The current standard physics has gravity as limitless, meaning it knows Pi exactly. But we still make adjustments based on relativity, so that cannot be the complete answer.
This is why I think free protons play a larger role and are much more prevalent than we think. Proton make the relativity adjustment where needed They add another term to the equations of the larger sphere at the boundaries.I do not buy into the concept of empty space. The vacuum cannot know the value of Pi since it must be computed as a power series, and that is a finitely quantized, sum.

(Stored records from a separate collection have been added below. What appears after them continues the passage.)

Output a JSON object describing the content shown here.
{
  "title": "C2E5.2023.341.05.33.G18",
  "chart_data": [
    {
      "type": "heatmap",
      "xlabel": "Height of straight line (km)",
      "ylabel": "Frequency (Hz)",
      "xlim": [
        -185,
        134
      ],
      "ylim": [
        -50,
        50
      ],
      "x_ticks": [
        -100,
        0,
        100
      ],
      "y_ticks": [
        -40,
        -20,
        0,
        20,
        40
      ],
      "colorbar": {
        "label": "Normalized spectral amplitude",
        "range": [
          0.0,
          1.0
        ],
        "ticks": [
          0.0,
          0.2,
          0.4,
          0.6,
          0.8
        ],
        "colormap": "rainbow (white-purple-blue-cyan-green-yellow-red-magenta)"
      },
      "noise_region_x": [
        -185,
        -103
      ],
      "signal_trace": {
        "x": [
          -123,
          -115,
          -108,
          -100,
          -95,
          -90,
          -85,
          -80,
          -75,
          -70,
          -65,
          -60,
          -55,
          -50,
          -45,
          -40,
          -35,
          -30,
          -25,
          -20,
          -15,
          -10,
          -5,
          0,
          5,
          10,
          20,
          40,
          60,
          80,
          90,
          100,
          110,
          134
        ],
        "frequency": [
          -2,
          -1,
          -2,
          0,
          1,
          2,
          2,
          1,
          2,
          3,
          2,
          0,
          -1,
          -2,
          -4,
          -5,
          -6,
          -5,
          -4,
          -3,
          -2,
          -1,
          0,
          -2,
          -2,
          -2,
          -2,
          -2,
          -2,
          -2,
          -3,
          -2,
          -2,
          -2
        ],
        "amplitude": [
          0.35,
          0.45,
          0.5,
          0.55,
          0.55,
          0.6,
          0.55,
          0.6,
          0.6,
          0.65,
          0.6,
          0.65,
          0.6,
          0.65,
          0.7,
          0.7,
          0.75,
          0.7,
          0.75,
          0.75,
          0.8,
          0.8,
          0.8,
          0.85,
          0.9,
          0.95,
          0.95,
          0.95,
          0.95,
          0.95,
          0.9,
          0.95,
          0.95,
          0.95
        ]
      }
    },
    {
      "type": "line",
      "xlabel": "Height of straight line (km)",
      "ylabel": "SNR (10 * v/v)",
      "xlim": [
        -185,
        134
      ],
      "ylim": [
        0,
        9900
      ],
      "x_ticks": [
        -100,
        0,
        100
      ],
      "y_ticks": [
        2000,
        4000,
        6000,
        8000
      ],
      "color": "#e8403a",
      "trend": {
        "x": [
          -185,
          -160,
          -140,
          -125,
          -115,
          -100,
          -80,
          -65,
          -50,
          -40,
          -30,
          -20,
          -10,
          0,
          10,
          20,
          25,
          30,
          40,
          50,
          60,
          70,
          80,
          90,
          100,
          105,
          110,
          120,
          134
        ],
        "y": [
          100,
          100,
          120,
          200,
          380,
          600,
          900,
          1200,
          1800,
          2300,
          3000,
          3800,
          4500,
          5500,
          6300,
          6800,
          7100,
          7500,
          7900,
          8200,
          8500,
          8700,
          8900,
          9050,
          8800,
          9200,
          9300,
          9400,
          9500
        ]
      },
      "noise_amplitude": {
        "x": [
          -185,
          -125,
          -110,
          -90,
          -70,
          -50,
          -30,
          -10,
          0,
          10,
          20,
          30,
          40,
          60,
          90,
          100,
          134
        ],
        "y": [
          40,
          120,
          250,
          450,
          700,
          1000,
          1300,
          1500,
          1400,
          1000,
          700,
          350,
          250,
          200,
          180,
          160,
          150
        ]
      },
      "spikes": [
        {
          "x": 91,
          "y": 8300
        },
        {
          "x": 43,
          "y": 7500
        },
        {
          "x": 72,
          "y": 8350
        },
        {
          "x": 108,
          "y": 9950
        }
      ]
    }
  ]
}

How badly does the Sun compute Pi?
All by itself with no energy release, one can look at the orbital plane, its about 3 degrees. The proton is good up to 90 degrees, I think, using the Lucas number scale, and that seems to agree with the orbitals. Stable orbits are hard to create without tidal action breaking up the planets. If goes back to the degrees of freedom needed to compute a good sphere, and planets do not have that in their masses. The sun has to fine tune, like the quarks can, spreading protons out. Looking at the hyperbolic equation of the sphere, the sun does not match volume with radius. If gravity is to be accurate up to the fine structure, then protons have to be spread around until the radius and volume match at the boundary. Is that a shift left by an exponent of 17 in the Lucas numbers? Dunno, haven't thought this through. But I would be looking at Wythoff arrays if I were a sphere packer trying to scale up.